Reading through car's maintenance manual, it's interesting to see how even in very fancy, technologically advanced vehicles, there's a certain... distrust of computers.

This car has a "combination" rear light module that has sections for normal position lights, braking, turn signal and reverse. The whole module is fed by a single wiring harness, which I assumed these days would be all CAN/LIN bus stuff.

And I'm mostly right! Many of the lighting functions happen by some central processing unit sending CAN messages to another more different processing unit, which sends more commands over LIN bus to turn lamps on and off. The wiring diagram is an honest to god networking diagram with 3-4 entities involved.

The one exception is the brake lights. Want to know what the wiring diagram for the brake lights looks like?
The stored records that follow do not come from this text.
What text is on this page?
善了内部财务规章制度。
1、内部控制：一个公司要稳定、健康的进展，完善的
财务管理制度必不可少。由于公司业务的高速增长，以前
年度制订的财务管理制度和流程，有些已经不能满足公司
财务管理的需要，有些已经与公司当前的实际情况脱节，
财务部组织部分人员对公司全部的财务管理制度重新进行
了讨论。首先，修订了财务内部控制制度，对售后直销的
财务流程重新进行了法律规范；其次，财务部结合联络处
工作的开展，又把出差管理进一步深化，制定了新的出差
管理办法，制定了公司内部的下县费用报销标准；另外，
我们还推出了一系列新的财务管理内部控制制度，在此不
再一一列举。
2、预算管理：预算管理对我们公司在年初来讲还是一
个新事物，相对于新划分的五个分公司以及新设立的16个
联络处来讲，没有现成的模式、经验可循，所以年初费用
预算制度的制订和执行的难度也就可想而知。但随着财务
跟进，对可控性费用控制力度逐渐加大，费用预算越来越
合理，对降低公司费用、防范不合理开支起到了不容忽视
Battery+ -> brake switch mechanically connected to the brake pedal -> wire down the length of the car -> lamps -> chassis ground return. No computers at all, just push pedal receive lights.

@danderson I suspect getting your safety certification is *much* simpler if your trust domain is “there’s a battery, switch, wire, and a light” 😃

But lots of other systems want to know if the brake is applied, so there’s an observer pattern.

I gather it gets even more complicated in EV that support single pedal driving (part of pedal travel is regen breaking, part is acceleration). Which seems to be at the edge of safety certification as when the brake lights is “work in progress”.

@ewenmcneill @danderson If you hadn't already seen it @TechConnectify did a video on this problem a couple of years ago: https://www.youtube.com/watch?v=U0YW7x9U5TQ that some forms of slowing down that aren't 'braking' slow the car fast enough that it should active the brake light, but doesn't. I think that has improved in some models since then.